The Centers for Medicare & Medicaid Services announced last Friday that the government agency would eliminate the CME (continuing medical education) exemption from its Open Payments program—yet still allow most CME payments to fall outside its reporting rules.

The Sunshine carve-out for CME payments was something for which med-ed firms had lobbied. “CMS gave the certified CME community exactly what it wanted,” said John Kamp, executive director, Coalition for Health Communication, “an exemption for the reporting of payments to physician speakers and attendees at CME events so as long the sponsor ‘does not require, instruct, direct or otherwise cause’ the payment to go to specific recipients.”

The original language stated that any activity—which is accredited by four listed organizations, including the ACCME—was exempt from reporting requirements, so as long as “the applicable manufacturer does not pay the covered recipient directly,” and as long as “the applicable manufacturer does not select the covered recipient or provide the third party with”  a list of speakers to be considered.

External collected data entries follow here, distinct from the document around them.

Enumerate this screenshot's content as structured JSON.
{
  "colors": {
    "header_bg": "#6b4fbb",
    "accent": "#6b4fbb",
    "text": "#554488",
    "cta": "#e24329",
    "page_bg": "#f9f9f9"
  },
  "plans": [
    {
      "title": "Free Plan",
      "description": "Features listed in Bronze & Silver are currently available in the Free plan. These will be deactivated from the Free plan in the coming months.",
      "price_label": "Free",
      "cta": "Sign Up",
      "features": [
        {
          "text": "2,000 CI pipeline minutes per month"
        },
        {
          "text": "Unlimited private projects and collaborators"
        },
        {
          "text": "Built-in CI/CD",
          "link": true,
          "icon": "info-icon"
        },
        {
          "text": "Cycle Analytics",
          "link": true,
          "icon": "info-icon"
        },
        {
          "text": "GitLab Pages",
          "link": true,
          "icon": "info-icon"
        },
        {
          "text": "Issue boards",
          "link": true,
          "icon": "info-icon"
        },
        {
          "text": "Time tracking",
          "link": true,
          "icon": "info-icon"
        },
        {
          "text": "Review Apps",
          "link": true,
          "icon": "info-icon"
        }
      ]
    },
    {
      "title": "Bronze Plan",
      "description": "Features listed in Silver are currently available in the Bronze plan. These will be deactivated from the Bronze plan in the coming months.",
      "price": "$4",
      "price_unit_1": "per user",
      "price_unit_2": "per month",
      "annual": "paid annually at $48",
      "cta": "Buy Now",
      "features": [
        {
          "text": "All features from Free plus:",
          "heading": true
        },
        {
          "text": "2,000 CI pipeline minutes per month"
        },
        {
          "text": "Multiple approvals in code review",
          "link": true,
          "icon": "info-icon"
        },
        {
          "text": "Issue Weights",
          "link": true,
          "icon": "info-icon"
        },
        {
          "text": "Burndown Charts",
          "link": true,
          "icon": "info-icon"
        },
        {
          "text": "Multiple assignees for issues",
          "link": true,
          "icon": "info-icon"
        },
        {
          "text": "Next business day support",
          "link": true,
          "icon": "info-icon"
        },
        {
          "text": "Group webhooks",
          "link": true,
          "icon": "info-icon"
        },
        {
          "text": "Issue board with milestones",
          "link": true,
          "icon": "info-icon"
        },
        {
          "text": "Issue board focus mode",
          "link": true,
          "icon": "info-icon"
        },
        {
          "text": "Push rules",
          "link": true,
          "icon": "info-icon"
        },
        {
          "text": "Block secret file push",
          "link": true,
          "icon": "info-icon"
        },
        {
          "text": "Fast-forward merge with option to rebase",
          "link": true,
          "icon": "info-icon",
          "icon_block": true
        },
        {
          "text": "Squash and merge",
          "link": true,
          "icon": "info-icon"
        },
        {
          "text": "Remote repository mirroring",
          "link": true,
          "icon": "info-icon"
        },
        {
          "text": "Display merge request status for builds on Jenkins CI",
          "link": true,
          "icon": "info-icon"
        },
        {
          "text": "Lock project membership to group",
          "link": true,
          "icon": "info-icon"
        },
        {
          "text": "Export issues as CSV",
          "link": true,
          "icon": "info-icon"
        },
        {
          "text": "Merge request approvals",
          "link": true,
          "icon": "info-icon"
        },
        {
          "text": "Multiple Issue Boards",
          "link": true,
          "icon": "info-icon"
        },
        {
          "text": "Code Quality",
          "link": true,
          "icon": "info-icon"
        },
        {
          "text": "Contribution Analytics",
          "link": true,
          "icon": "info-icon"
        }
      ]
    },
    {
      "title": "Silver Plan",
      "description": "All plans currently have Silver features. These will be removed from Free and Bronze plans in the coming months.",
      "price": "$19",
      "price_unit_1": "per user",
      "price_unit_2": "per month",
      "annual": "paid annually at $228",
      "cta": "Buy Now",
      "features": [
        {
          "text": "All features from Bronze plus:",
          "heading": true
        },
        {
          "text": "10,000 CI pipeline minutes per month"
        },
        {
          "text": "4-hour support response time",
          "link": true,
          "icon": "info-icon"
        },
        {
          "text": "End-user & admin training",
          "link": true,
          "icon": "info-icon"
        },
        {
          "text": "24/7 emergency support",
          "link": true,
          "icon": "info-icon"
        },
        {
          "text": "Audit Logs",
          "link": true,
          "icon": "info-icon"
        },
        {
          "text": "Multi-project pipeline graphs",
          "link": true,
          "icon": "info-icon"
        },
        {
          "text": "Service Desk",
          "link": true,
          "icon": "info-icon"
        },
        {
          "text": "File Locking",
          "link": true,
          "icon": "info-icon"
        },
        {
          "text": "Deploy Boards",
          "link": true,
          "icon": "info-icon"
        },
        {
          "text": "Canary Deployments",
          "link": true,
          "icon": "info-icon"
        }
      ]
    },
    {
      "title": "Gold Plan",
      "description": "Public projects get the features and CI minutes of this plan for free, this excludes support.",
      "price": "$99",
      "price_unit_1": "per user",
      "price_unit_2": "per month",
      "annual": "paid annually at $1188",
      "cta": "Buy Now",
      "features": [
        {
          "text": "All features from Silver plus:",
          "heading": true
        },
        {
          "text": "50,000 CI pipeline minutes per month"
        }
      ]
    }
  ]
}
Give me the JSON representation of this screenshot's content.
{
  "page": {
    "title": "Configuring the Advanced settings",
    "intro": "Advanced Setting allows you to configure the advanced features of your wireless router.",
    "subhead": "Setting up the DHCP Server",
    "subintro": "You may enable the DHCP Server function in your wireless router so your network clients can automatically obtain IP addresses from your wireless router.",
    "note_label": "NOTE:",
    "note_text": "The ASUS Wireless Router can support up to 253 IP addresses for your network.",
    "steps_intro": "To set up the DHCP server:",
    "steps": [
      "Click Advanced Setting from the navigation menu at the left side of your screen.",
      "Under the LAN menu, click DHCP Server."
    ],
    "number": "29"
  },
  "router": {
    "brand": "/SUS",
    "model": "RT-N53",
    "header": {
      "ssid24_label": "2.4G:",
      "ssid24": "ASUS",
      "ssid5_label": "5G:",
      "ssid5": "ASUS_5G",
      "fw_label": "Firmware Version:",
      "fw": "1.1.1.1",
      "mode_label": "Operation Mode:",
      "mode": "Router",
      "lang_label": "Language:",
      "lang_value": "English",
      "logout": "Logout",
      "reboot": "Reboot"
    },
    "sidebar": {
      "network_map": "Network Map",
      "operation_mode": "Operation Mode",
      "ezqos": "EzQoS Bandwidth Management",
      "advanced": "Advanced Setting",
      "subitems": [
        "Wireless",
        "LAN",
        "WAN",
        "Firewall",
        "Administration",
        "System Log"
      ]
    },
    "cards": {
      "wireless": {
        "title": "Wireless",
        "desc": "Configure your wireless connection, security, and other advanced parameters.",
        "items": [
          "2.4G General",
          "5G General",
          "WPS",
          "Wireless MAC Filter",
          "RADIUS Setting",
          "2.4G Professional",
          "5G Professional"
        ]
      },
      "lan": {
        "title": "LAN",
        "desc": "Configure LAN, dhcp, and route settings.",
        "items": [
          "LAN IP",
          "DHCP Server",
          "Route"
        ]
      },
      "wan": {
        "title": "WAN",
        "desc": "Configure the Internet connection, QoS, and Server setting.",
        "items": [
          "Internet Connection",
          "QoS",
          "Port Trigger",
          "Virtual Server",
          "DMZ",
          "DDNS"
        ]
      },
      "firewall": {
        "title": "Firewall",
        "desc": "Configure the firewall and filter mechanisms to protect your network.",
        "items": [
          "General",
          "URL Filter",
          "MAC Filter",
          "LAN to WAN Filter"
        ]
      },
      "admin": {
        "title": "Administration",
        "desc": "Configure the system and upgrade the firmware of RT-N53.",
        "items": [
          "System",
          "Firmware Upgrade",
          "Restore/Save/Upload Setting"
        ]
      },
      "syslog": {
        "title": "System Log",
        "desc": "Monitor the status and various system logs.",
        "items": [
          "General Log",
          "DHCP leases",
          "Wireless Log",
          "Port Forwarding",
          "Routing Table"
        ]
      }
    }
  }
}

These guidelines elicited some challenges for regulators during the comment period. CMS wrote it received feedback, saying that other organizations—reporting to follow the same standards as those on CMS’s four-company list—should also be exempt. CMS wrote that, due to this feedback, it had inadvertently endorsed and supported those four organizations as an “unintended consequence,” which led to Friday’s decision to remove the language entirely.

Andrew Rosenberg, senior advisor to the CME Coalition, a trade group, wrote that his organization “applauds CMS for clarifying these important rules,” saying that accredited CME already prohibits direct commercial support to payers, saying further regulatory measures were “not a necessity.”

CMS also noted that physician attendees of CME events will not need to be reported to Open Payments, so as long as those attendees do not “instruct, direct or otherwise cause the subsidized tuition fee for a continuing education event to go to a specific physician attendee.”

The ACCME (Accreditation Council for Continuing Medical Education) reported in July that industry budget cuts for continuing medical education slowed in 2013, down only 2% from 2012’s precipitous 10% decline.